In a high-volume church, such as Our Lady of Lebanon in Sydney’s Harris Park, a CO2 meter may not give a reliable guide to ventilation. Professional assistance from an architect, mechanical engineer, industrial hygienist or aerosol specialist with appropriate experience will be required in these circumstances.
Many types of CO2 meters are available online at different prices, but the main requirement is that they have an NDIR (Non-Dispersive Infra Red) sensor. More expensive models may be more accurate and longer lasting, but accuracy is not that important for this application. A usable CO2 meter can be had for less than $200, and people report satisfactory results with meters costing as little as $80.
It is easy to calibrate a CO2 meter. The outside air constantly contains about 400 to 415 ppm of CO2. Take the device out, put it in the shade, move at least 1.5m away and let it stabilize for about five minutes. If it does not read around 400 ppm, it may need to be calibrated. Read the instructions to find out how. If the device cannot be calibrated or reads incorrectly, the readings may be pro-rated or the device may be returned to the seller as defective.
Taking a reading in a busy room requires some planning. Select a location where the device can be left for five minutes approximately 700-900mm above floor level and ensure that people have been in the room for at least 15 minutes. Any place with everyone at least 1.5m away is fine. When five minutes have elapsed, take a reading and possibly a photograph of the meter for record purposes. It helps to have a room ID and a count of the number of people in the photo, but the camera will probably record the time and date automatically. Then take photos showing the configuration of the windows and doors that open, as well as the activity.

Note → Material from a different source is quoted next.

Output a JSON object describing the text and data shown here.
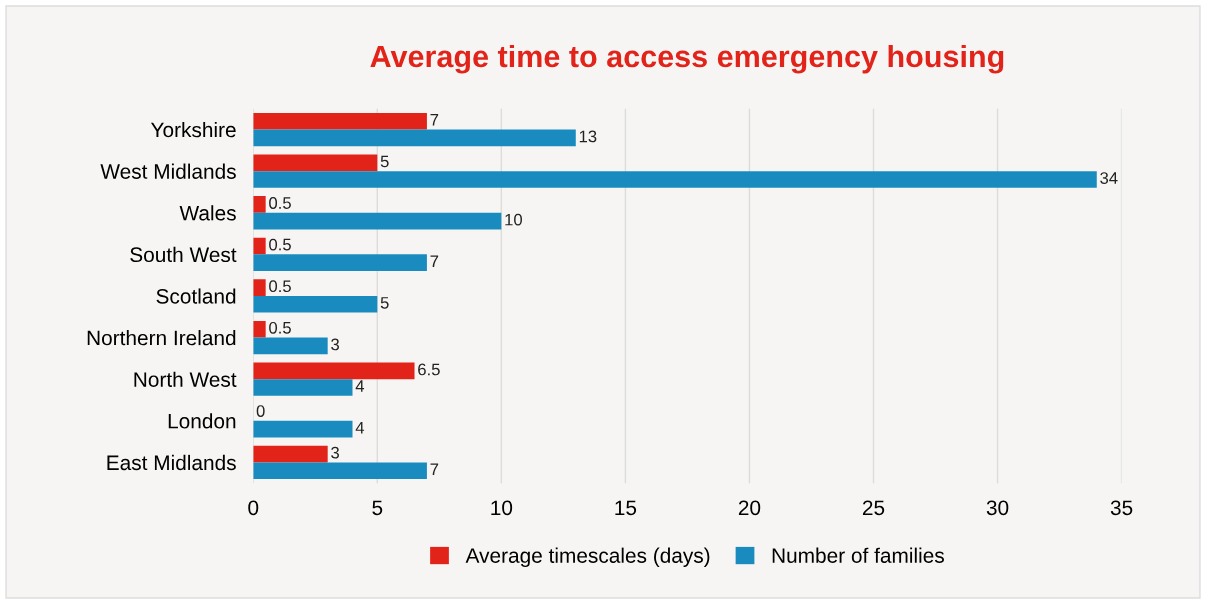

Action limits should be applied as follows:
- Below 800 ppm – indicates low relative risk of infection.
- Between 800 ppm and 1500 ppm – indicates a moderate relative risk of infection. Improvements should be made where possible to increase ventilation.
- Above 1500 ppm – indicates a high relative risk of infection. Immediate improvements must be made to increase ventilation or air purifiers must be operational. If this is not possible, the activity should be moved.
- Around 600 ppm or less is best practice.
Where ventilation cannot be improved, air purifiers with an appropriately sized HEPA filter for the space will be needed. As a bonus, they will also help clear the smoke from bushfires.
Toilets should be very well ventilated due to possible faecal-aerosol infection, or “toilet plume”. Open all windows and leave fans on all the time if possible.
Cups of tea and cookies are probably best enjoyed outdoors as indoors the risk of an unmasked group talking nearby is high.
Geoff Hanmer is Adjunct Professor of Architecture at the University of Adelaide, Honorary Professional Member of UTS and also Managing Director of ARINA, an architectural consultancy. He is an architect and writer on the history of construction.